Aufgrund der beträchtlichen Gefahren, die von Quecksilber für die menschliche Gesundheit und die Umwelt ausgehen, fasste die Europäische Union den Beschluss, seine Verwendung drastisch zu beschränken. Gleichwohl beschloss die Europäische Kommission (EK), das Problem der Dentalamalgame getrennt zu behandeln und den SCENIHR mit der Bewertung etwaiger Gesundheitsrisiken von Quecksilber in Dentalmaterial zu befassen. Der Bericht des SCENIHR wurde von vier „hauseigenen“ Sachverständigen (des SCENIHR- und des SCHER-Ausschusses) sowie von vier europäischen Vertretern der zahnmedizinischen Berufe, die die Verwendung von Amalgam befürworten, verfasst.

1. 90 der 190 aufgeführten Publikationen sind zahnmedizinischen Zeitschriften entnommen. Von den sehr zahlreichen Publikationen, in denen die Beziehung zwischen Quecksilber in Dentalmaterial und der Alzheimer-Krankheit untersucht wird, ist lediglich eine knappe zahnärztliche Studie, die Studie von Saxe, aufgeführt. Wie wurde diese äußerst tendenziös erscheinende Bibliografie ausgewählt?

2. Wieso entschied sich die Europäische Kommission für eine getrennte Behandlung des Problems von Quecksilber in Dentalmaterial? Wird der Mund der europäischen Bürger zum letzten Ort, an dem die Ablagerung von Quecksilber erlaubt ist, nachdem es aus allen anderen Verwendungsbereichen verbannt werden soll?

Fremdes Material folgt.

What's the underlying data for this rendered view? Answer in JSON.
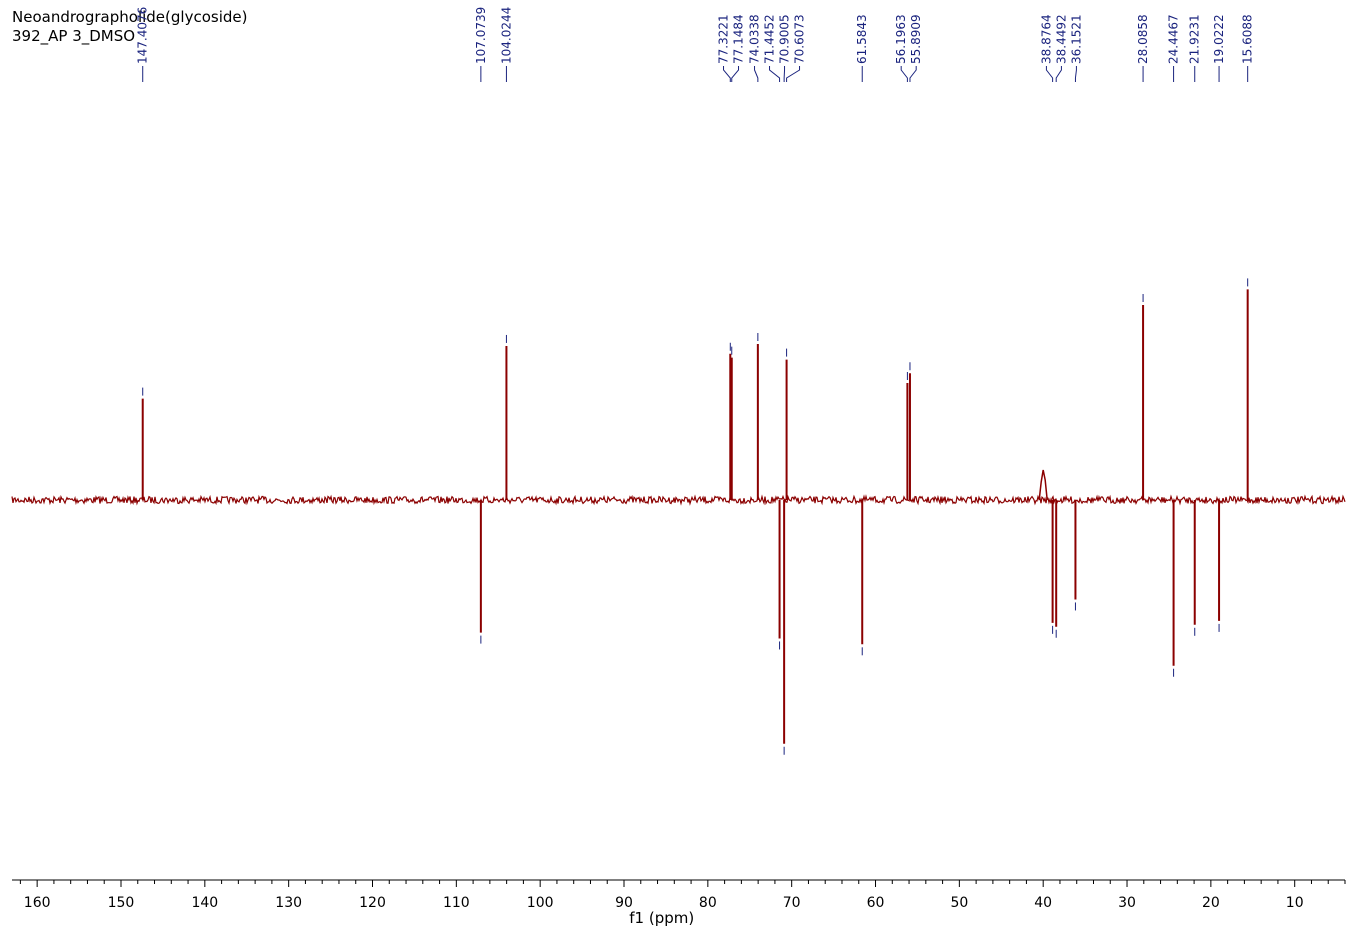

3. Schreiben es die berufsethischen Regeln nicht vor, dass ein wissenschaftliches Gutachten von fachkundigen Experten in voller Unabhängigkeit erstellt wird? Wieso wurde kein Epidemiologe, Toxikologe, Immunologe, Endokrinologe oder Chemiker mit toxikologischer Ausrichtung, der auf die Toxizität von Quecksilber spezialisiert ist, hinzugezogen?

4. Das SCENIHR-Gutachten ist ganz offensichtlich kein kontradiktorisches Gutachten: wieso wurden nur Vertreter der zahnmedizinischen Berufe hinzugezogen, die die Verwendung des zu bewertenden Materials befürworten?

5. Kann die Kommission in Anbetracht des überaus hohen Stellenwertes der Volksgesundheit und der legitimen Erwartungen, die die europäischen Bürger an die Demokratie im Gesundheitsbereich stellen, ein neues Sachverständigenteam einsetzen, dem fachkundige und vom zahnmedizinischen Umfeld unabhängige Wissenschaftler angehören und das alle geltenden berufsethischen Regeln (Sachverstand, Unabhängigkeit, kontradiktorisches Gutachten) respektiert?